During the religious processions, eight people carried a two-meter lantern, but, alas, this fabulous spectacle here has to be imagined surrounded by dark gray false walls. The exposition is decorated in too strict, if not gloomy tones, and the scale of the walls and passages between the halls seems disproportionate to the exhibits: as if you are wandering through a labyrinth, where the sections of the exhibition are named without any special fuss – “Gates”, “Icons”, “Books”, “Treasures ”, “White Stone”, “Tree”. This is all the more annoying if we are not talking about the darkest period of Russian history – about monuments that survived even the Tatar-Mongol yoke.

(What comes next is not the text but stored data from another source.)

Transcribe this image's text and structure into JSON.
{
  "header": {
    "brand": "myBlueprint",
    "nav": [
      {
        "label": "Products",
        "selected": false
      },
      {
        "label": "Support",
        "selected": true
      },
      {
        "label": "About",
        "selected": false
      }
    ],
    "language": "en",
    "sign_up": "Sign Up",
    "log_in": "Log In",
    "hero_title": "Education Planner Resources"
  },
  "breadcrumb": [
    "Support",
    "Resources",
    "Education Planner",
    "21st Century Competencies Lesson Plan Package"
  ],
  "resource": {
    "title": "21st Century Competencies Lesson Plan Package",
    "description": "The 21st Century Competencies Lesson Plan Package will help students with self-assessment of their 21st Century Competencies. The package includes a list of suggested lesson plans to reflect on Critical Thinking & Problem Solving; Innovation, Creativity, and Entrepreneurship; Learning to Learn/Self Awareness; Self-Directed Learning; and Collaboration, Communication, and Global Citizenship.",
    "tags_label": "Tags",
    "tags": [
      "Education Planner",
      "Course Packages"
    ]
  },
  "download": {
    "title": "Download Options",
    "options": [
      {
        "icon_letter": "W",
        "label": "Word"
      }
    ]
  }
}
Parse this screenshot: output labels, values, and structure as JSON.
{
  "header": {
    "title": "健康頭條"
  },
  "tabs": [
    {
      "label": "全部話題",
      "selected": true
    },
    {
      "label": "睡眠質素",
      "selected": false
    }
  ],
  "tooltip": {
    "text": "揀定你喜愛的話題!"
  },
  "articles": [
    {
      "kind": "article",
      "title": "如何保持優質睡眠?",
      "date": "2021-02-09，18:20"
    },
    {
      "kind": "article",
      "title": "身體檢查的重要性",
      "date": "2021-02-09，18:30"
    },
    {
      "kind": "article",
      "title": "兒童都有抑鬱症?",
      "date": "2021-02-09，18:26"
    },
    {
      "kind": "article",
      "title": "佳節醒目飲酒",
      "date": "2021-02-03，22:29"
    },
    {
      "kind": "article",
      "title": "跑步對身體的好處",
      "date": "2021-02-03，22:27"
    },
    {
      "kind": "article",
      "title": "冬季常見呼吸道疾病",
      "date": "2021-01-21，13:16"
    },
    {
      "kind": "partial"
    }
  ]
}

The Vladimir-Suzdal principality became the most powerful in Rus’, in fact, the basis for the further unification of the Russian lands, revealing, however, in the person of Andrei Bogolyubsky a new type of autocrat ruler, who for centuries came to the taste of the Russian authorities. The exhibition could have paid more attention to the figure of this prince, although his shadow, of course, hovers in the most spectacular sections of the exhibition devoted to icons and white stone architecture. In the “biography” of Andrei Bogolyubsky, canonized by the church already in the time of Peter I, earthly and “heavenly” affairs are linked so cleverly that one is amazed. In 1155, he disobeyed his father Yuri Dolgoruky, who occupied Kyiv, refused to rule at his side in Vyshgorod, and, having taken the miraculous icon of the Mother of God, which was already then especially revered, in a convent, he went with her to Rostov. On the way, an incident happened: the horses stopped near the banks of the Klyazma and did not move any further, in response to the pleas of the prince, the Mother of God appeared and ordered that the icon with her image be taken to Vladimir, which he did. Now it is one of the most revered shrines of the Orthodox Church – the Vladimir Icon of the Mother of God. The exhibition has a list of her supposed authorship by Andrei Rublev of the late 14th – early 15th century. On the place where the Mother of God appeared to the prince, he soon rebuilt his residence Bogolyubovo, in its place later a monastery arose, and a little further from the palace – the Church of the Intercession on the Nerl, a masterpiece of white stone architecture. So he approved a new religious ideology – the cult of the Virgin.

The largest and only bright hall is dedicated to the white-stone architecture of the Vladimir-Suzdal principality: there you can see in detail the carved details of the facades of the cathedrals of Vladimir, Suzdal, Bogolyubovo – both original fragments dating back to the time of their buildings, and casts. Another chance, along with carved smiling lions, leopards, human dragons, griffins, female masks, to imbue that era and the fearlessness of that principality, eager for everything new, able to decorate its cities and redraw borders.